Piano di zona al Gionchetto, Lbc: “La maggioranza vota una delibera irrituale”

"Evidentemente la crisi aperta in Regione inizia ad avere ripercussioni anche sull’amministrazione Celentano"

«Una delibera irrituale e pressoché inutile; un atto votato dopo l’ennesima pausa per una riunione di maggioranza, durante una commissione con assente il Presidente Belvisi, a tratti nervosa, con l’assessora Muzio che replica piccata alle richieste di approfondimento avanzate dal capogruppo della Lega Valletta, dal vicepresidente Coluzzi e da mesi richieste da Latina Bene Comune. Evidentemente la crisi aperta in Regione inizia ad avere ripercussioni anche sull’amministrazione Celentano». Così il consigliere di Lbc, Dario Bellini, a margine della commissione Urbanistica odierna, convocata per far esprimere il parere su una delibera di Consiglio sul piano di zona “Saraceno”, in località Gionchetto, con presa d’atto della mancata presentazione di osservazioni allo stesso piano.

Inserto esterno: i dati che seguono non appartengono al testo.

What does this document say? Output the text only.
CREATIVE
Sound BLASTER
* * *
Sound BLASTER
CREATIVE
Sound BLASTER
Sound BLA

«Da febbraio scorso – spiega Bellini – chiediamo al presidente Belvisi di portare in commissione una verifica dello stato d’attuazione di tutti i numerosi interventi di edilizia residenziale pubblica in itinere e in corso di progettazione sul territorio comunale. In molti casi, come anche quello in esame nella seduta di oggi, parliamo di pianificazioni nate molti anni fa e per la cui analisi è necessario avere a monte un quadro complessivo di tutti i 29 piani Erp afferenti il territorio comunale».

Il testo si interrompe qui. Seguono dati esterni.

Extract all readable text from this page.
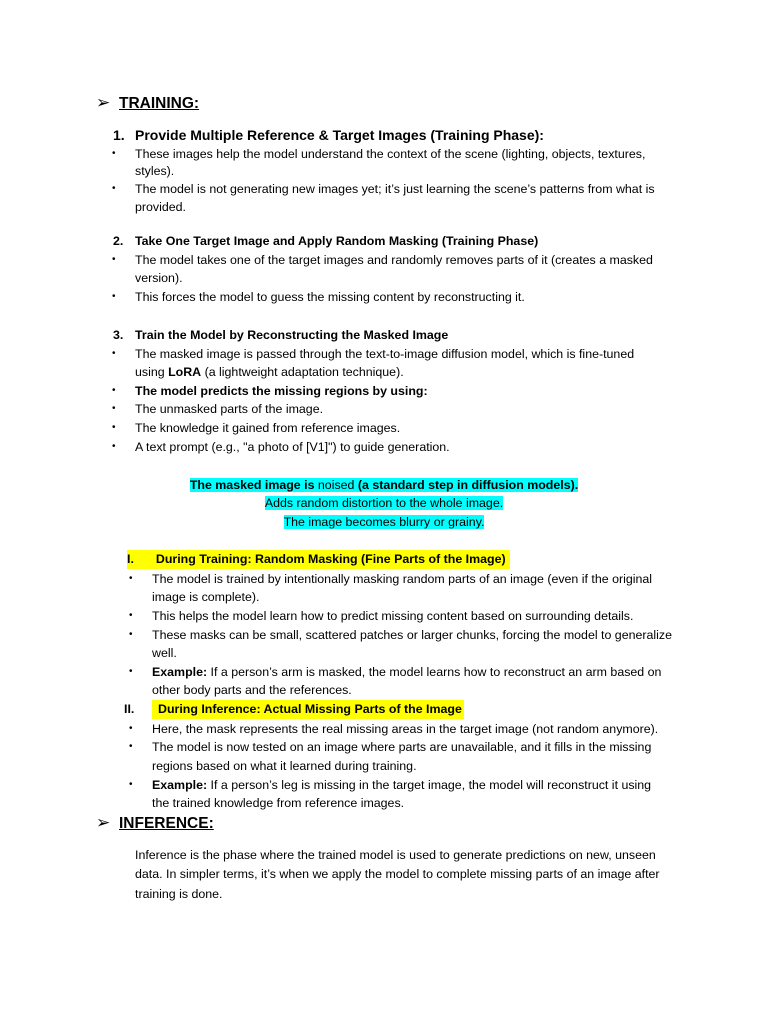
➢ TRAINING:
1. Provide Multiple Reference & Target Images (Training Phase):
• These images help the model understand the context of the scene (lighting, objects, textures,
styles).
• The model is not generating new images yet; it’s just learning the scene’s patterns from what is
provided.
2. Take One Target Image and Apply Random Masking (Training Phase)
• The model takes one of the target images and randomly removes parts of it (creates a masked
version).
• This forces the model to guess the missing content by reconstructing it.
3. Train the Model by Reconstructing the Masked Image
• The masked image is passed through the text-to-image diffusion model, which is fine-tuned
using LoRA (a lightweight adaptation technique).
• The model predicts the missing regions by using:
• The unmasked parts of the image.
• The knowledge it gained from reference images.
• A text prompt (e.g., "a photo of [V1]") to guide generation.
The masked image is noised (a standard step in diffusion models).
Adds random distortion to the whole image.
The image becomes blurry or grainy.
I. During Training: Random Masking (Fine Parts of the Image)
• The model is trained by intentionally masking random parts of an image (even if the original
image is complete).
• This helps the model learn how to predict missing content based on surrounding details.
• These masks can be small, scattered patches or larger chunks, forcing the model to generalize
well.
• Example: If a person’s arm is masked, the model learns how to reconstruct an arm based on
other body parts and the references.
II.	During Inference: Actual Missing Parts of the Image
• Here, the mask represents the real missing areas in the target image (not random anymore).
• The model is now tested on an image where parts are unavailable, and it fills in the missing
regions based on what it learned during training.
• Example: If a person’s leg is missing in the target image, the model will reconstruct it using
the trained knowledge from reference images.
➢ INFERENCE:
Inference is the phase where the trained model is used to generate predictions on new, unseen
data. In simpler terms, it’s when we apply the model to complete missing parts of an image after
training is done.
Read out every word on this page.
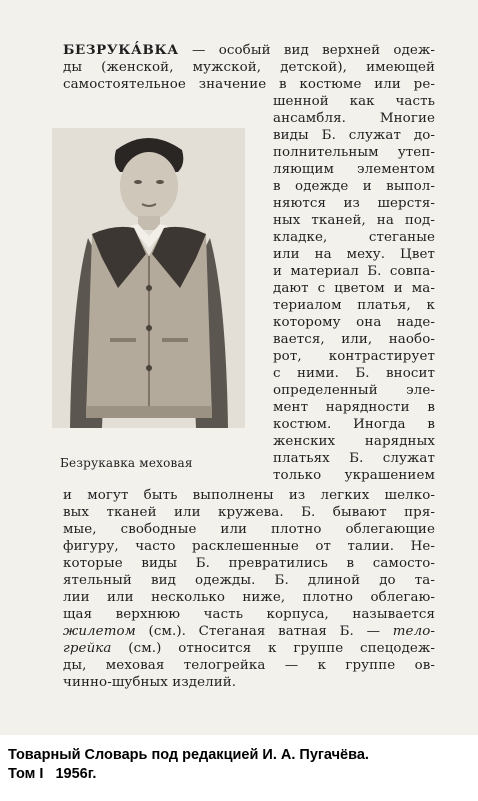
БЕЗРУКА́ВКА — особый вид верхней одеж-

ды (женской, мужской, детской), имеющей

самостоятельное значение в костюме или ре-

шенной как часть

ансамбля. Многие

виды Б. служат до-

полнительным утеп-

ляющим элементом

в одежде и выпол-

няются из шерстя-

ных тканей, на под-

кладке, стеганые

или на меху. Цвет

и материал Б. совпа-

дают с цветом и ма-

териалом платья, к

которому она наде-

вается, или, наобо-

рот, контрастирует

с ними. Б. вносит

определенный эле-

мент нарядности в

костюм. Иногда в

женских нарядных

платьях Б. служат

только украшением

Безрукавка меховая

и могут быть выполнены из легких шелко-

вых тканей или кружева. Б. бывают пря-

мые, свободные или плотно облегающие

фигуру, часто расклешенные от талии. Не-

которые виды Б. превратились в самосто-

ятельный вид одежды. Б. длиной до та-

лии или несколько ниже, плотно облегаю-

щая верхнюю часть корпуса, называется

жилетом (см.). Стеганая ватная Б. — тело-

грейка (см.) относится к группе спецодеж-

ды, меховая телогрейка — к группе ов-

чинно-шубных изделий.

Товарный Словарь под редакцией И. А. Пугачёва.
Том I   1956г.
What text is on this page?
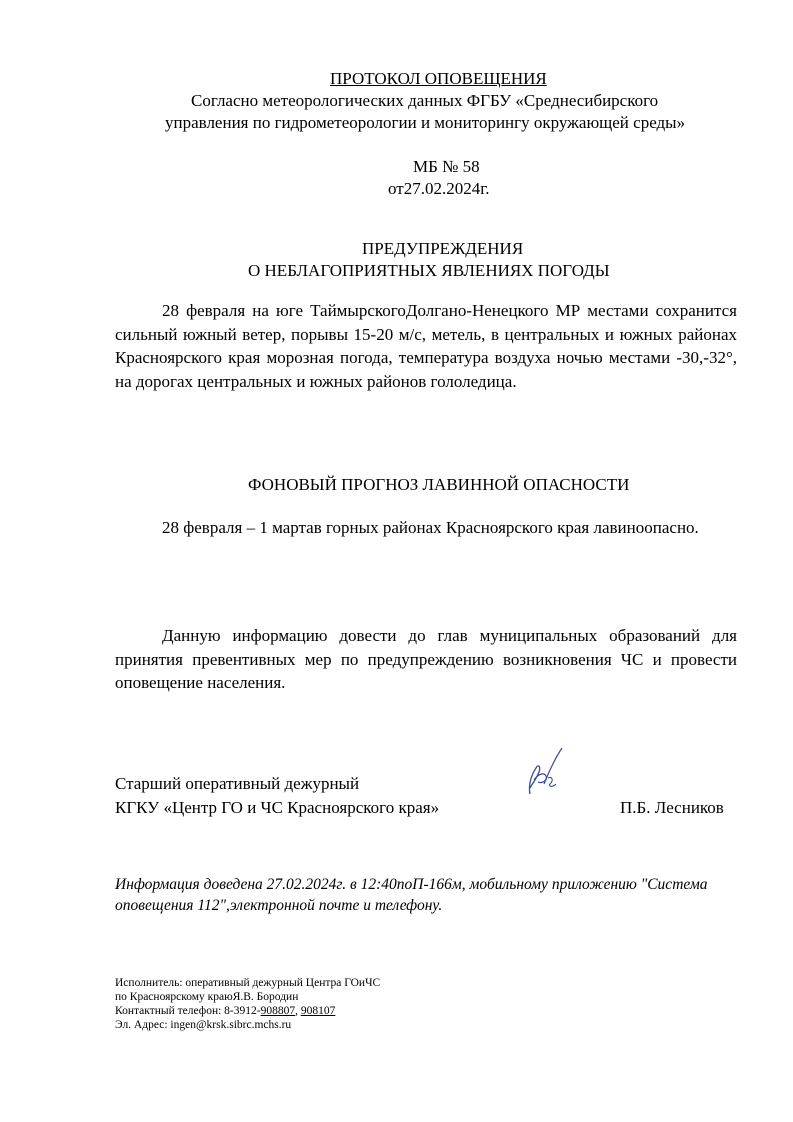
ПРОТОКОЛ ОПОВЕЩЕНИЯ
Согласно метеорологических данных ФГБУ «Среднесибирского
управления по гидрометеорологии и мониторингу окружающей среды»
МБ № 58
от27.02.2024г.
ПРЕДУПРЕЖДЕНИЯ
О НЕБЛАГОПРИЯТНЫХ ЯВЛЕНИЯХ ПОГОДЫ
28 февраля на юге ТаймырскогоДолгано-Ненецкого МР местами сохранится сильный южный ветер, порывы 15-20 м/с, метель, в центральных и южных районах Красноярского края морозная погода, температура воздуха ночью местами -30,-32°, на дорогах центральных и южных районов гололедица.
ФОНОВЫЙ ПРОГНОЗ ЛАВИННОЙ ОПАСНОСТИ
28 февраля – 1 мартав горных районах Красноярского края лавиноопасно.
Данную информацию довести до глав муниципальных образований для принятия превентивных мер по предупреждению возникновения ЧС и провести оповещение населения.
Старший оперативный дежурный
КГКУ «Центр ГО и ЧС Красноярского края»	П.Б. Лесников
Информация доведена 27.02.2024г. в 12:40поП-166м, мобильному приложению "Система оповещения 112",электронной почте и телефону.
Исполнитель: оперативный дежурный Центра ГОиЧС
по Красноярскому краюЯ.В. Бородин
Контактный телефон: 8-3912-908807, 908107
Эл. Адрес: ingen@krsk.sibrc.mchs.ru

«Il caso specifico di oggi – continua il capogruppo di Lbc – riguardava un intervento per la costruzione di palazzine per 380 persone nel quartiere Gionchetto, con una delibera frutto di un modo di procedere irrituale: dopo le mancate osservazioni all’adozione del piano si prosegue con la verifica da parte degli uffici delle autorizzazioni rilasciate dagli enti interessati e solo successivamente si incardina il tutto in una delibera che approva l’intera pianificazione, prendendo anche atto delle mancate osservazioni. Invece, probabilmente per dare il solito contentino politico, si procede con una delibera parziale e pleonastica, ignorando le richieste di analisi di tutti i piani arrivate dalle opposizioni e anche da una parte della maggioranza. In questa consiliatura manca ancora una visione generale di tutte le pianificazioni a partire dalla quale analizzare caso per caso per gli eventuali aggiornamenti e attualizzazione». «La stessa Sindaca, in una recente lettera comparsa sui media, dichiarava l’impegno a “far sì che le procedure fossero condivise e oggetto di un trasparente confronto nei luoghi deputati quali commissioni e consiglio”, salvo cadere in contraddizione pochi mesi dopo. Solo un confronto approfondito sullo stato dei progetti di edilizia residenziale pubblica nelle sedi preposte – conclude il consigliere – può permettere di portare avanti un iter puntuale evitando il rischio di autorizzare volumetrie non necessarie».